Casey Crowley

Personal information
- Born: 21 January 1998 (age 28) New Plymouth, New Zealand
- Height: 1.67 m (5 ft 6 in)
- Relatives: Kieran Crowley (father); Anna Crowley (cousin);
- Field hockey career
- Sport: Field hockey
- Position: Midfield

Senior career
- Years: Team / Caps / Goals
- –: North Harbour / - / -

National team
- Years: Team / Caps / Goals
- 2019: New Zealand U–21 / 4 / (0)
- 2022–: New Zealand / 38 / (0)

Medal record
Women's field hockey
Representing New Zealand
Oceania Cup
| Silver medal – second place | 2023 Whangārei |  |
FIH Nations Cup
| Gold medal – first place | 2024–25 Santiago |  |

= Casey Crowley =

New Zealand field hockey player

Casey Crowley (born 21 January 1998) is a New Zealand field hockey player.

==Personal life==
Crowley was born in New Plymouth on 21 January 1998, the daughter of rugby union coach and former player Kieran Crowley. Her cousin, Anna Crowley, is also a member of the Black Sticks.

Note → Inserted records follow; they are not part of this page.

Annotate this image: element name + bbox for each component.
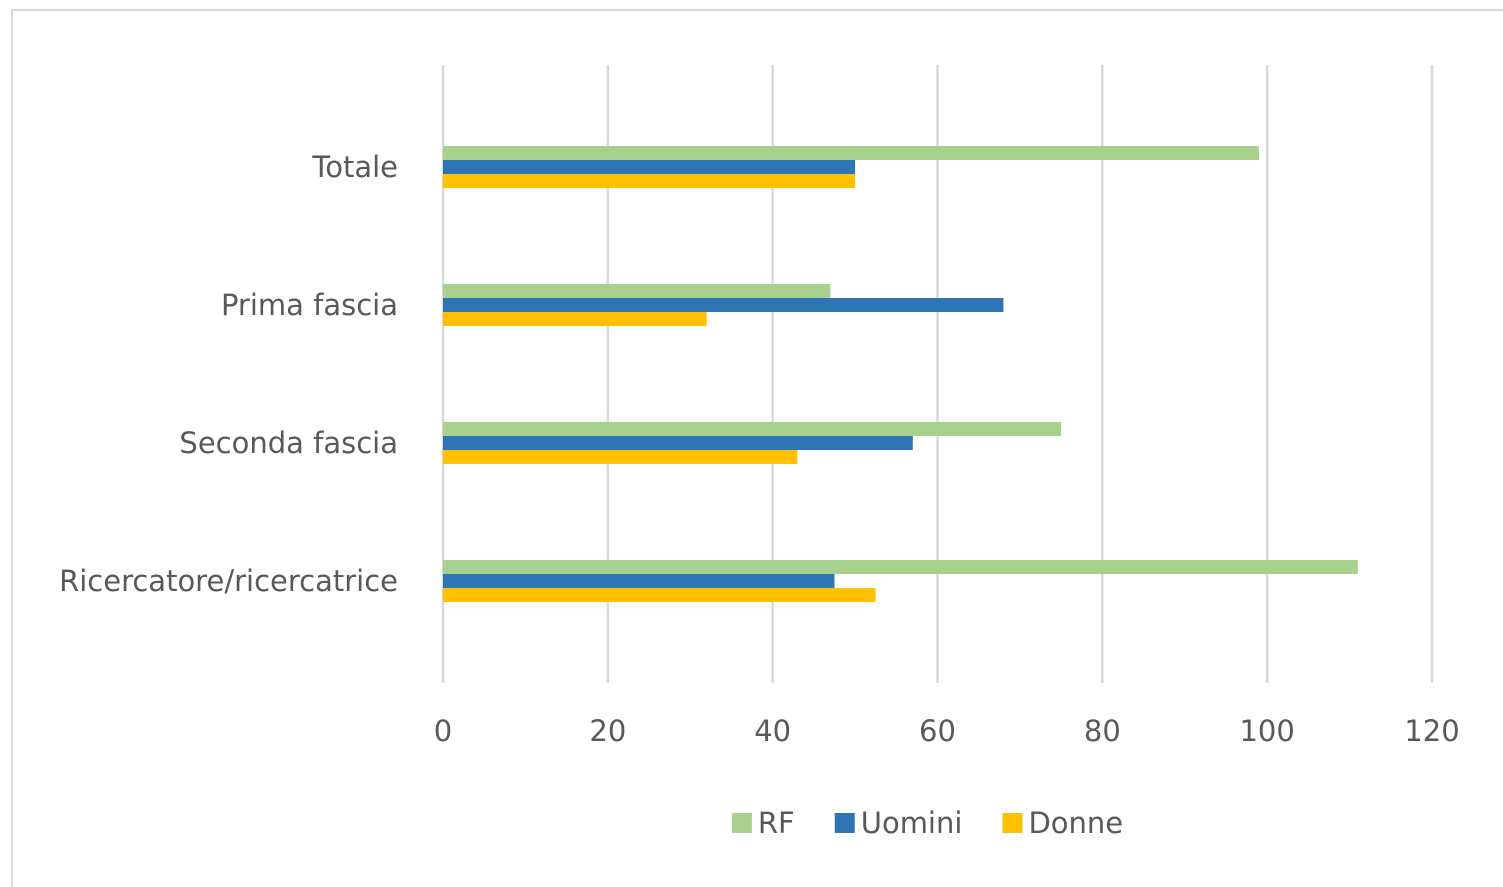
- y-tick-label: Totale: [311, 150, 398, 184]
- bar: [443, 560, 1358, 574]
- bar: [443, 574, 835, 588]
- x-tick-label: 120: [1404, 714, 1459, 748]
- bar: [443, 422, 1062, 436]
- legend-swatch: [834, 813, 855, 833]
- bar: [443, 160, 856, 174]
- x-tick-label: 0: [434, 714, 452, 748]
- bar: [443, 436, 913, 450]
- y-tick-label: Prima fascia: [221, 288, 398, 322]
- y-tick-label: Ricercatore/ricercatrice: [59, 564, 398, 598]
- legend-swatch: [731, 813, 752, 833]
- legend-label: Uomini: [861, 806, 963, 840]
- legend-label: Donne: [1028, 806, 1123, 840]
- bar: [443, 312, 707, 326]
- legend-label: RF: [758, 806, 795, 840]
- x-tick-label: 100: [1239, 714, 1294, 748]
- legend-swatch: [1002, 813, 1023, 833]
- bar: [443, 146, 1259, 160]
- x-tick-label: 40: [754, 714, 791, 748]
- bar: [443, 588, 876, 602]
- bar: [443, 298, 1004, 312]
- x-tick-label: 80: [1084, 714, 1121, 748]
- y-tick-label: Seconda fascia: [179, 426, 398, 460]
- x-tick-label: 20: [589, 714, 626, 748]
- bar: [443, 450, 798, 464]
- bar: [443, 284, 831, 298]
- bar: [443, 174, 856, 188]
- x-tick-label: 60: [919, 714, 956, 748]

She attended the University of Maine.

==Career==
===Under–21===
Crowley made her international debut for New Zealand at Under–21 level. She represented the junior squad at a 2019 Tri–Nations Tournament in Canberra.

===Black Sticks===
Due to the COVID-19 pandemic, Crowley did not make her senior international debut until 2022. She made her first appearance for the Black Sticks at the Trans–Tasman Series in Auckland.

Since her debut she has been a mainstay in the national squad. She made appearances in season three of the FIH Pro League and won a silver medal at the Oceania Cup in Whangārei.

She has been named in the squad for the 2024 FIH Olympic Qualifiers in Ranchi.